HPC Usage Guide¶

MDT is designed to scale from local workstations to high-performance computing (HPC) clusters. It integrates with dask-jobqueue to automatically manage job submission and worker lifecycle on various NOAA platforms.

Execution Configuration¶

The execution section of your YAML file controls where and how your tasks run.

execution:
  default_cluster: "hera_batch"
  clusters:
    hera_batch:
      mode: "hera"
      account: "my_account"
      walltime: "02:00:00"

Supported NOAA Platforms¶

MDT provides built-in profiles for major NOAA RDHPCS and production platforms. Specifying one of these in the mode field will automatically apply optimized defaults for that system.

Platform	`mode`	Scheduler	Default Cores	Default Memory
Hera	`hera`	SLURM	40	120GB
Jet	`jet`	SLURM	24	60GB
Orion	`orion`	SLURM	40	180GB
Hercules	`hercules`	SLURM	80	250GB
Gaea	`gaea`	SLURM	36	120GB
Ursa	`ursa`	SLURM	36	120GB
WCOSS2	`wcoss2`	PBS	128	256GB

Generic Schedulers¶

If you are on a platform not listed above, you can use generic scheduler modes: * slurm * pbs * lsf

Customizing Cluster Parameters¶

You can override any platform default by providing additional keys in the cluster configuration. These are passed directly to the underlying dask-jobqueue cluster class (e.g., SLURMCluster or PBSCluster).

execution:
  clusters:
    custom_jet:
      mode: "jet"
      cores: 12
      memory: "30GB"
      job_extra_directives: ["--qos=windfall"]

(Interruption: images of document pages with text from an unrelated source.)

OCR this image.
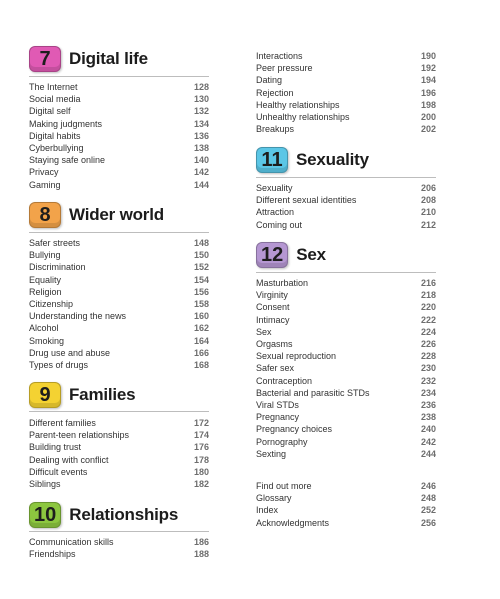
7	Digital life
The Internet	128
Social media	130
Digital self	132
Making judgments	134
Digital habits	136
Cyberbullying	138
Staying safe online	140
Privacy	142
Gaming	144
8	Wider world
Safer streets	148
Bullying	150
Discrimination	152
Equality	154
Religion	156
Citizenship	158
Understanding the news	160
Alcohol	162
Smoking	164
Drug use and abuse	166
Types of drugs	168
9	Families
Different families	172
Parent-teen relationships	174
Building trust	176
Dealing with conflict	178
Difficult events	180
Siblings	182
10 Relationships
Communication skills	186
Friendships	188
Interactions	190
Peer pressure	192
Dating	194
Rejection	196
Healthy relationships	198
Unhealthy relationships	200
Breakups	202
11 Sexuality
Sexuality	206
Different sexual identities	208
Attraction	210
Coming out	212
12 Sex
Masturbation	216
Virginity	218
Consent	220
Intimacy	222
Sex	224
Orgasms	226
Sexual reproduction	228
Safer sex	230
Contraception	232
Bacterial and parasitic STDs	234
Viral STDs	236
Pregnancy	238
Pregnancy choices	240
Pornography	242
Sexting	244
Find out more	246
Glossary	248
Index	252
Acknowledgments	256
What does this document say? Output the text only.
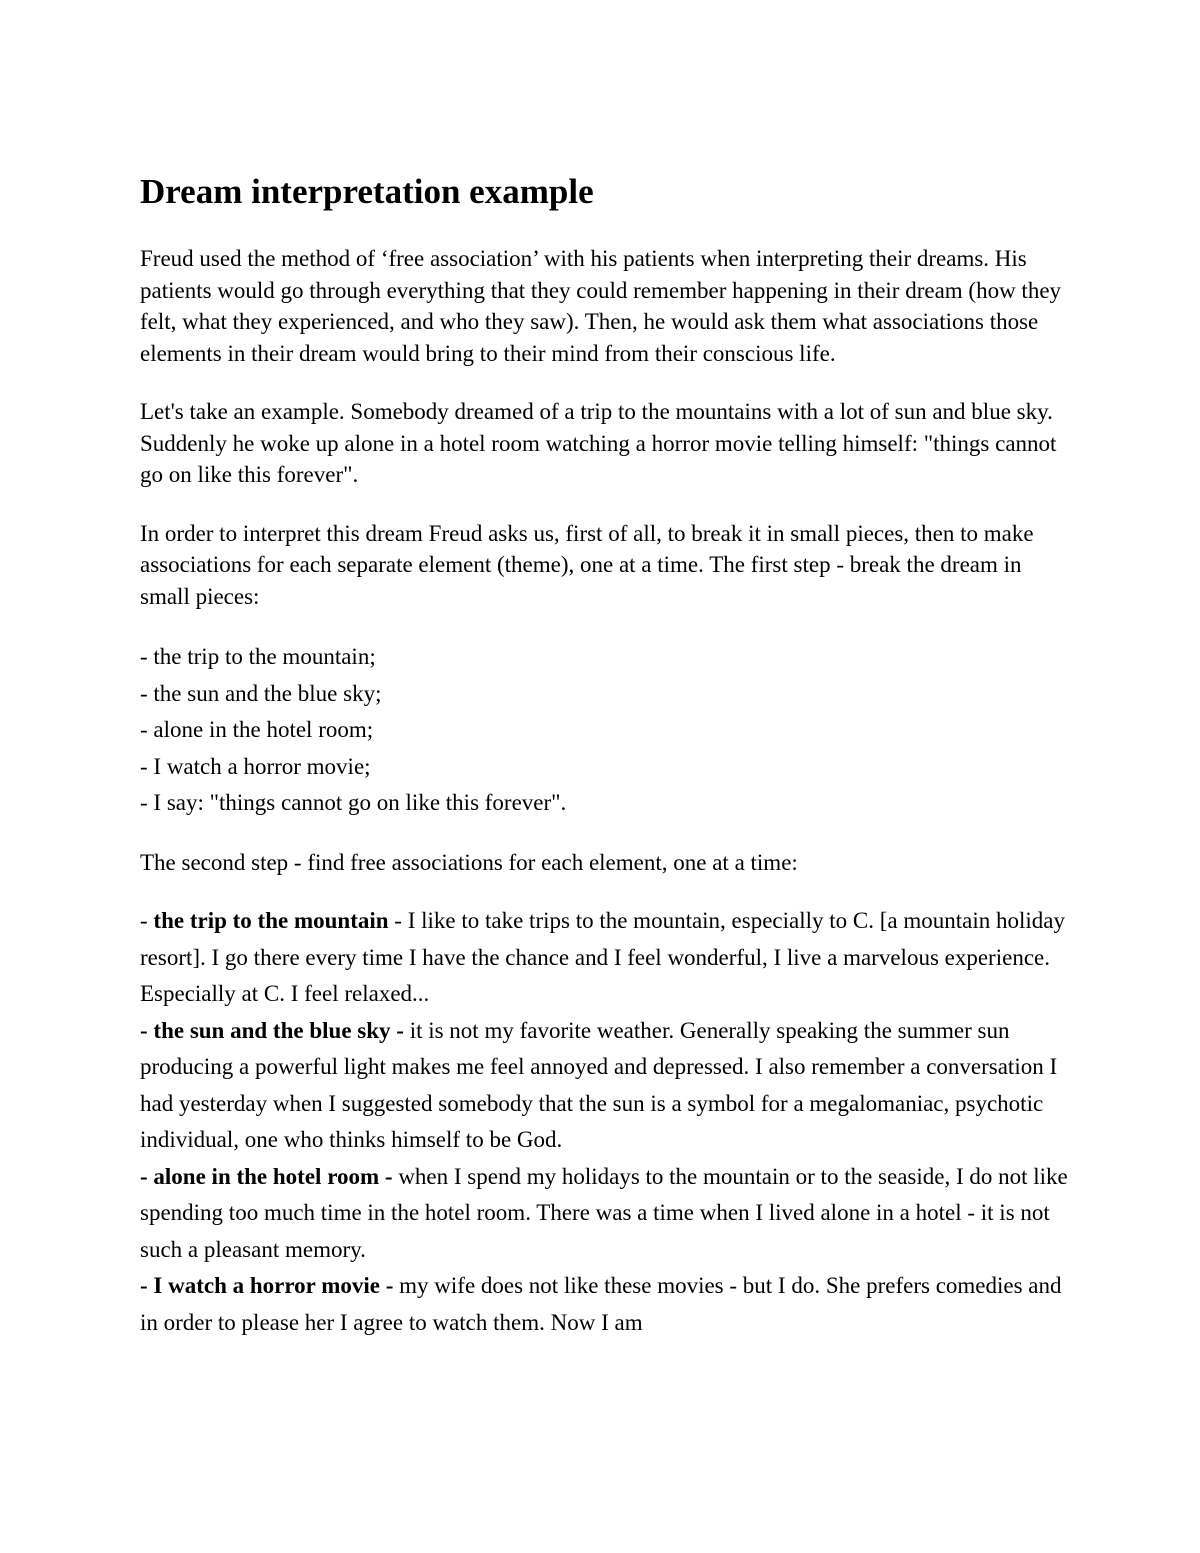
Dream interpretation example

Freud used the method of ‘free association’ with his patients when interpreting their dreams. His patients would go through everything that they could remember happening in their dream (how they felt, what they experienced, and who they saw). Then, he would ask them what associations those elements in their dream would bring to their mind from their conscious life.

Let's take an example. Somebody dreamed of a trip to the mountains with a lot of sun and blue sky. Suddenly he woke up alone in a hotel room watching a horror movie telling himself: "things cannot go on like this forever".

In order to interpret this dream Freud asks us, first of all, to break it in small pieces, then to make associations for each separate element (theme), one at a time. The first step - break the dream in small pieces:

- the trip to the mountain;
- the sun and the blue sky;
- alone in the hotel room;
- I watch a horror movie;
- I say: "things cannot go on like this forever".

The second step - find free associations for each element, one at a time:

- the trip to the mountain - I like to take trips to the mountain, especially to C. [a mountain holiday resort]. I go there every time I have the chance and I feel wonderful, I live a marvelous experience. Especially at C. I feel relaxed...

- the sun and the blue sky - it is not my favorite weather. Generally speaking the summer sun producing a powerful light makes me feel annoyed and depressed. I also remember a conversation I had yesterday when I suggested somebody that the sun is a symbol for a megalomaniac, psychotic individual, one who thinks himself to be God.

- alone in the hotel room - when I spend my holidays to the mountain or to the seaside, I do not like spending too much time in the hotel room. There was a time when I lived alone in a hotel - it is not such a pleasant memory.

- I watch a horror movie - my wife does not like these movies - but I do. She prefers comedies and in order to please her I agree to watch them. Now I am
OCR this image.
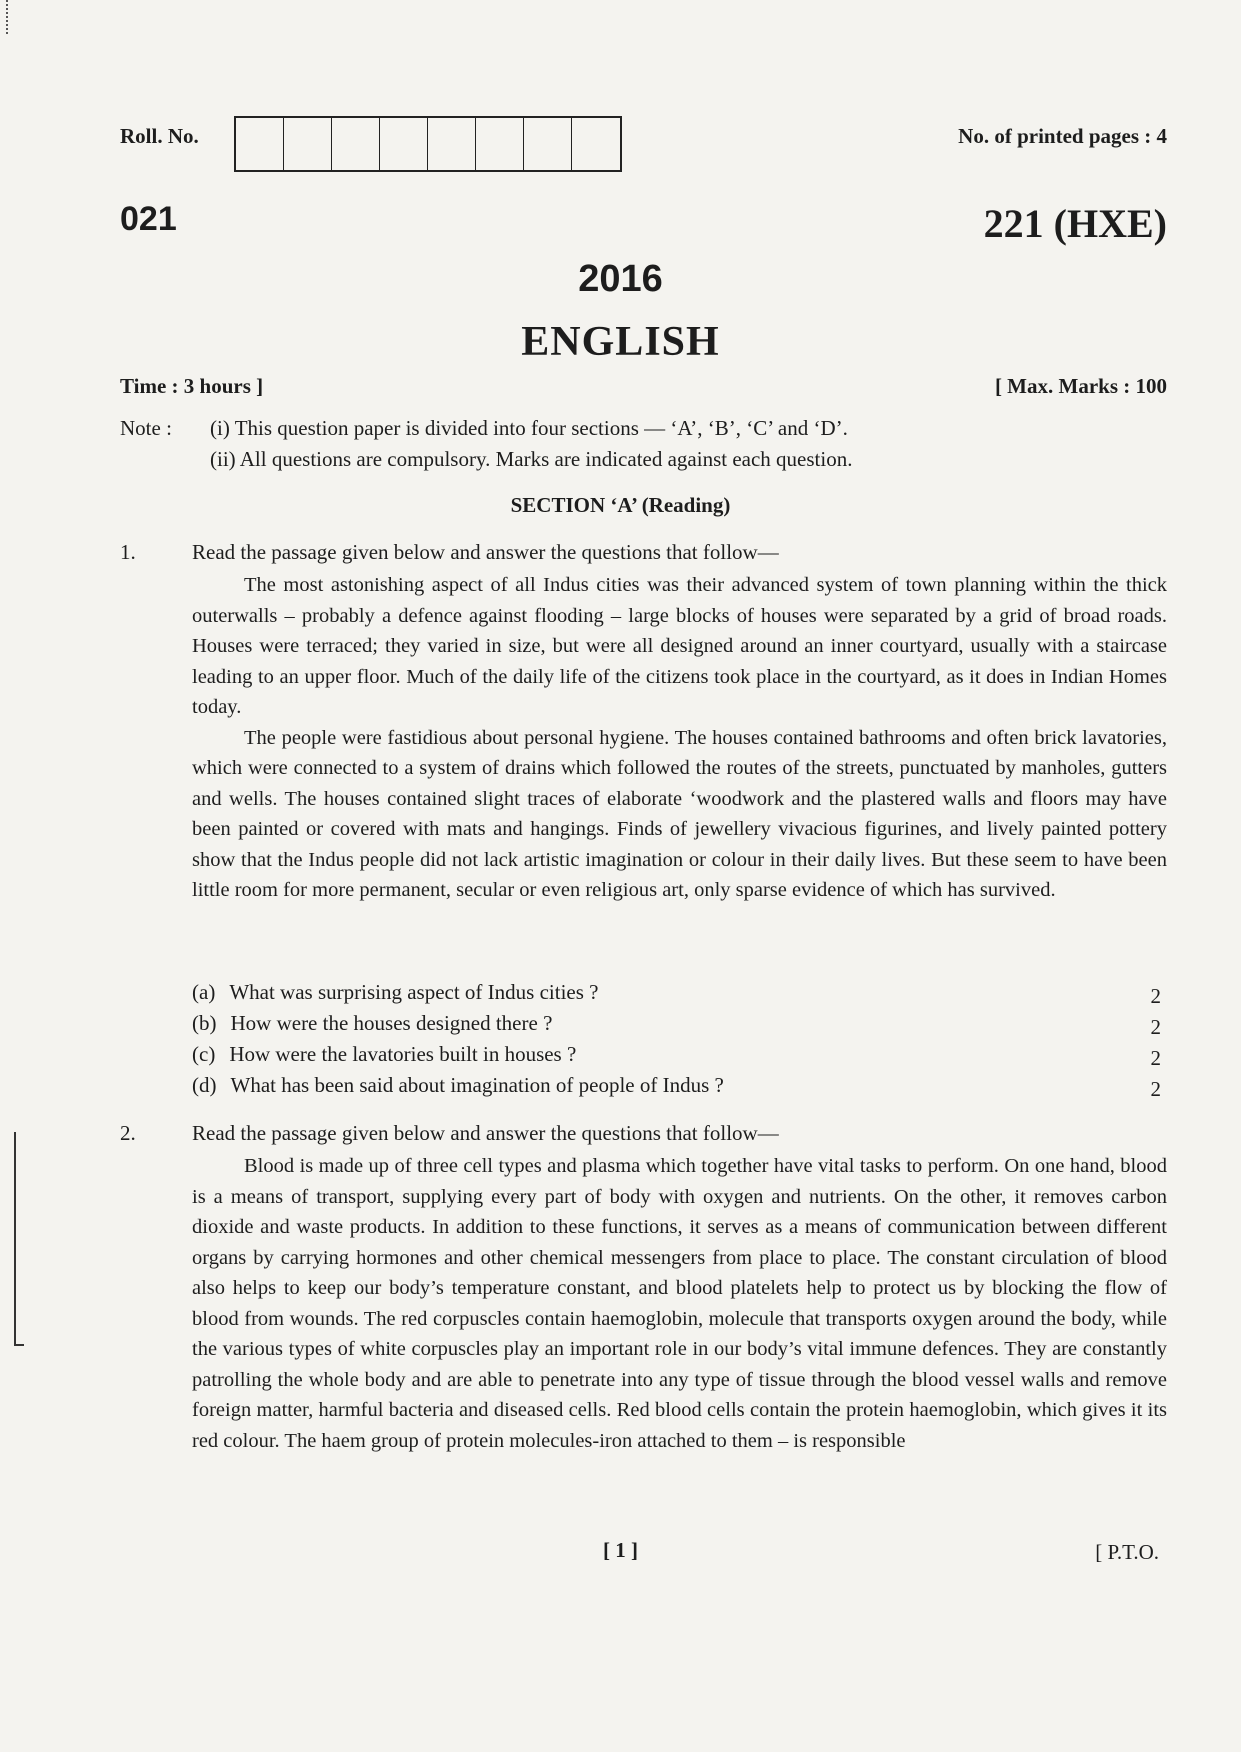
Roll. No.	No. of printed pages : 4
021	221 (HXE)
2016
ENGLISH
Time : 3 hours ]	[ Max. Marks : 100
Note : (i) This question paper is divided into four sections — ‘A’, ‘B’, ‘C’ and ‘D’.
(ii) All questions are compulsory. Marks are indicated against each question.
SECTION ‘A’ (Reading)
1.	Read the passage given below and answer the questions that follow—

The most astonishing aspect of all Indus cities was their advanced system of town planning within the thick outerwalls – probably a defence against flooding – large blocks of houses were separated by a grid of broad roads. Houses were terraced; they varied in size, but were all designed around an inner courtyard, usually with a staircase leading to an upper floor. Much of the daily life of the citizens took place in the courtyard, as it does in Indian Homes today.

The people were fastidious about personal hygiene. The houses contained bathrooms and often brick lavatories, which were connected to a system of drains which followed the routes of the streets, punctuated by manholes, gutters and wells. The houses contained slight traces of elaborate ‘woodwork and the plastered walls and floors may have been painted or covered with mats and hangings. Finds of jewellery vivacious figurines, and lively painted pottery show that the Indus people did not lack artistic imagination or colour in their daily lives. But these seem to have been little room for more permanent, secular or even religious art, only sparse evidence of which has survived.

(a) What was surprising aspect of Indus cities ?	2
(b) How were the houses designed there ?	2
(c) How were the lavatories built in houses ?	2
(d) What has been said about imagination of people of Indus ?	2
2.	Read the passage given below and answer the questions that follow—

Blood is made up of three cell types and plasma which together have vital tasks to perform. On one hand, blood is a means of transport, supplying every part of body with oxygen and nutrients. On the other, it removes carbon dioxide and waste products. In addition to these functions, it serves as a means of communication between different organs by carrying hormones and other chemical messengers from place to place. The constant circulation of blood also helps to keep our body’s temperature constant, and blood platelets help to protect us by blocking the flow of blood from wounds. The red corpuscles contain haemoglobin, molecule that transports oxygen around the body, while the various types of white corpuscles play an important role in our body’s vital immune defences. They are constantly patrolling the whole body and are able to penetrate into any type of tissue through the blood vessel walls and remove foreign matter, harmful bacteria and diseased cells. Red blood cells contain the protein haemoglobin, which gives it its red colour. The haem group of protein molecules-iron attached to them – is responsible

[ 1 ]	[ P.T.O.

Assigning Tasks to Specific Clusters¶

MDT allows you to run different tasks on different clusters within the same workflow. For example, you might want to load data on a local cluster but perform heavy pairing and statistics on an HPC cluster.

data:
  obs_data:
    type: "airnow"
    cluster: "local"  # Run locally
    kwargs:
      fname: "obs.nc"

pairing:
  heavy_pairing:
    source: "model_data"
    target: "obs_data"
    cluster: "hera_batch"  # Run on HPC
    method: "regrid"

If no cluster is specified for a task, it uses the default_cluster defined in the execution section.